SLG housing trades coming in 2016-17

Gamma Phi Beta will become the only sorority with a section on West Campus

After the first full year of the new housing quotas for selective living groups on campus, the fraternity Delta Sigma Phi and the SLG Nexus will trade sections, and the sorority Gamma Phi Beta will get its own on-campus section next year.

Delta Sigma Phi will relocate into Nexus’ Central Campus section on 1911 Erwin, and Nexus will take Delta Sigma Phi’s place in Craven B Quadrangle on West Campus. Gamma Phi Beta will become the only sorority to have a section on West Campus when it moves into Edens 3A—currently occupied by the fraternity Sigma Pi. The sorority submitted its application to become a selective living group in Fall 2013. Its president, junior Zoe Lipman, declined to comment.

“Although West Campus has always had a special place in our heart as a chapter we agreed it was time to move due to our larger numbers and the size our current section,” wrote junior Max Nides, president of Delta Sigma Phi, in an email. “Due to Nexus’ amazing location it was an opportunity we simply couldn’t pass up.”

Sigma Pi does not have enough members to keep its section, explained President of Sigma Pi Matt Plaut, a junior.

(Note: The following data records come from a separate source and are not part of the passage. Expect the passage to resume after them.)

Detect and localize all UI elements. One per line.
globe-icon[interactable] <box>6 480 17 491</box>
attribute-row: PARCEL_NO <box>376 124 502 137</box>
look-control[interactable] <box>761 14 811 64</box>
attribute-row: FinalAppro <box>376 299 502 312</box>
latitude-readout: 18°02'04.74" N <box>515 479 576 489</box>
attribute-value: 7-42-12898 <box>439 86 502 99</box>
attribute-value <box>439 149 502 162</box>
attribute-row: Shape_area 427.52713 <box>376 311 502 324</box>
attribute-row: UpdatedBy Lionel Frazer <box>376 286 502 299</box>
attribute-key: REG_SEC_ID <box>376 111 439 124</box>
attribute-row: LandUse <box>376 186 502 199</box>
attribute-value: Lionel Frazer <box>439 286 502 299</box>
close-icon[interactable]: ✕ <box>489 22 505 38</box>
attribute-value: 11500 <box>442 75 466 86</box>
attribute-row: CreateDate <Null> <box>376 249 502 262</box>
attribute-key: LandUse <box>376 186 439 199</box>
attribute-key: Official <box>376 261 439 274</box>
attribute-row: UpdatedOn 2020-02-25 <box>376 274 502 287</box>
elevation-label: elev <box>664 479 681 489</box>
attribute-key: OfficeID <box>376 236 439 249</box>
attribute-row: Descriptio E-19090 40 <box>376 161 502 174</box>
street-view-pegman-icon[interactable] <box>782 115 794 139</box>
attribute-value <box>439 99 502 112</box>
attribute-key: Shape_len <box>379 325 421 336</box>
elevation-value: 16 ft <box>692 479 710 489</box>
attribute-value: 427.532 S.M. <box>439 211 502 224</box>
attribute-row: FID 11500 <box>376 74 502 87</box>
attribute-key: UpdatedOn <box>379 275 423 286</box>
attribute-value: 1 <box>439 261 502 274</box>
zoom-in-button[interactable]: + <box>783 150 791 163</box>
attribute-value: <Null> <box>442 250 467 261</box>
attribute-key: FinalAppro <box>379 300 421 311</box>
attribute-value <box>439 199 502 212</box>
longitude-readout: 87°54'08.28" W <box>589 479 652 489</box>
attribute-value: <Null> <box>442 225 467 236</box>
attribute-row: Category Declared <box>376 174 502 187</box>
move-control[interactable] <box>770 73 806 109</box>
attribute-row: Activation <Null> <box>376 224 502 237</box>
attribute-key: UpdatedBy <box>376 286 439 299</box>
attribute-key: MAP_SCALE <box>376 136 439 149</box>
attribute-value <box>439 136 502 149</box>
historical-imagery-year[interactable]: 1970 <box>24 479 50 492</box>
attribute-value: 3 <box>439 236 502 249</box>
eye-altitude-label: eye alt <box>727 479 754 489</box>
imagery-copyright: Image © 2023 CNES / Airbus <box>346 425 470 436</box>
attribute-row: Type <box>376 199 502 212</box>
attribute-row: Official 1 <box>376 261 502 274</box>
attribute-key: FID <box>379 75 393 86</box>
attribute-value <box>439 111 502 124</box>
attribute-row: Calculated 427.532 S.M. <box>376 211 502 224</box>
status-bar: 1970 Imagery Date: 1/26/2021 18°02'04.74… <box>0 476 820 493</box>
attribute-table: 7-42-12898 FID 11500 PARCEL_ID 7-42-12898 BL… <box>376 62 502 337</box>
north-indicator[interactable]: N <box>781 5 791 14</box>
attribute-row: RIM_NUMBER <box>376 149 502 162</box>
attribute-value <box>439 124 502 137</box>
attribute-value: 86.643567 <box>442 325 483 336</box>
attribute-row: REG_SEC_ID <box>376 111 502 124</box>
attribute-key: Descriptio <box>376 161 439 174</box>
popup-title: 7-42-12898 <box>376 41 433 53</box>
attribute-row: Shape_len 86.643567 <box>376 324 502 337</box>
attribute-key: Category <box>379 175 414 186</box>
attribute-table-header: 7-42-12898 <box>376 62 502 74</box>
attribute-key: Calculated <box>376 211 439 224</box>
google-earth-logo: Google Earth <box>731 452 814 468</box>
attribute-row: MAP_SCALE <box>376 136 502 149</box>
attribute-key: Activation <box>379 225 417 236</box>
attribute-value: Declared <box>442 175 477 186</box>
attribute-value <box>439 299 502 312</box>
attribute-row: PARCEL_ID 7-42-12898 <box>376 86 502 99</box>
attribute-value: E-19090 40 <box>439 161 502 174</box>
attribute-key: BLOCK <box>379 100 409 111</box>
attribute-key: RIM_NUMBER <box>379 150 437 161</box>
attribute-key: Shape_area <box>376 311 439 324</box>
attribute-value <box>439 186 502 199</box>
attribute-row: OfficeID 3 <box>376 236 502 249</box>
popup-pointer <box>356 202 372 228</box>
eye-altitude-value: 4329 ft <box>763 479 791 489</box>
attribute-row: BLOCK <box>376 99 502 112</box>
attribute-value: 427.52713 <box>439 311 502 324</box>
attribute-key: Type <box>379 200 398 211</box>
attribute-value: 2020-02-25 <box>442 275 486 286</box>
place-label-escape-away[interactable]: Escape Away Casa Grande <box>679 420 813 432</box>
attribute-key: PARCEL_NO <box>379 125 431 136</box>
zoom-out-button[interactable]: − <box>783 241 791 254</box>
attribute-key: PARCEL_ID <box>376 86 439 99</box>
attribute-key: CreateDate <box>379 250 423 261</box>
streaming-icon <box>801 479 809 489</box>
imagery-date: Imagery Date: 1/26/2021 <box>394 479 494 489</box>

“We’re a relatively small, tightly-knit community, and while our members and I love this about our group, it unfortunately is not the best fit with our rather large section,” said senior Cullen Burling, executive chair of Nexus.

Dean for Residential Life Joe Gonzalez said that Housing, Dining and Residence Life offers selective living groups the option of trading sections every academic year—changes did not occur in previous years because the office has not been able to find a mutual match to switch housing. This year, junior George Mellgard, Duke Student Government vice president for residential life, also assisted in the process.

Early on in the school year, Nexus reached out to HDRL expressing their desire to trade to a smaller house, Gonzalez explained.

“Rather than trying to compromise our identity to fill these beds, we decided it was probably best to downsize and look for a section that could better suit our needs,” Burling explained, noting that the new Residential Group Assessment Committee rules made it impossible for Nexus to meet the newly instituted quota guidelines for selective living groups with just their members.

Initially, Nexus proposed to swap sections with Delta Delta Delta on Central, but ultimately, Delta Delta Delta was not able to swap housing, Gonzalez said. Shortly after, HDRL heard that Delta Sigma Phi was interested in moving from West Campus to Central Campus, and the leaders of both groups spoke about the prospect of switching houses.

“Delta Sigma Phi seemed to have the opposite problem we did,” Burling said. “We had too many beds for our members and they had too many members for their beds.”

Both Delta Sigma Phi and Nexus mutually agreed to the switch and voted within their groups to swap houses.

“A move to West was originally not on our radar since our members were used to living the Central life,” Burling said. “But, after thinking it through our members decided that the benefits the move would provide outweighed any attachment to Central.”

Gonzalez reached out to both groups after they agreed to the switch to make sure all members in each group were made aware of of the decision.

“It was shared with me that both groups [Nexus and Delta Sigma Phi] had extensive, healthy debates about if they should trade houses,” Gonzalez wrote in an email.

No renovations need to be done for the move to take place. HDRL will coordinate moving items in the common rooms that are specific to the two groups.

New selective living groups must apply to be approved by HDRL and are not granted a house unless the house’s current group leaves, Gonzalez explained. The opening in Edens 3A occurred when Sigma Pi lost its status as a selective living group.

The trade between Delta Sigma Phi and Nexus and the addition of housing for Gamma Phi Beta come as the first significant changes to selective living group assignment in the past several years. The most recent trades took place in Fall 2011, when Jam! and The Cube switched houses, as did Delta Sigma Phi and Chi Psi. Gonzalez wrote in an email that HDRL approved both trades before the groups had to move into the sections they had been originally assigned to.

Burling was optimistic about the prospects for community that Nexus’ move will bring.

“Once we are in a more appropriately sized section and can more reliably fill that section with our members, we can turn our focus to building our organization in other ways,” Burling said. “West will obviously be a different experience than Central, but we’re really excited for what the future holds.”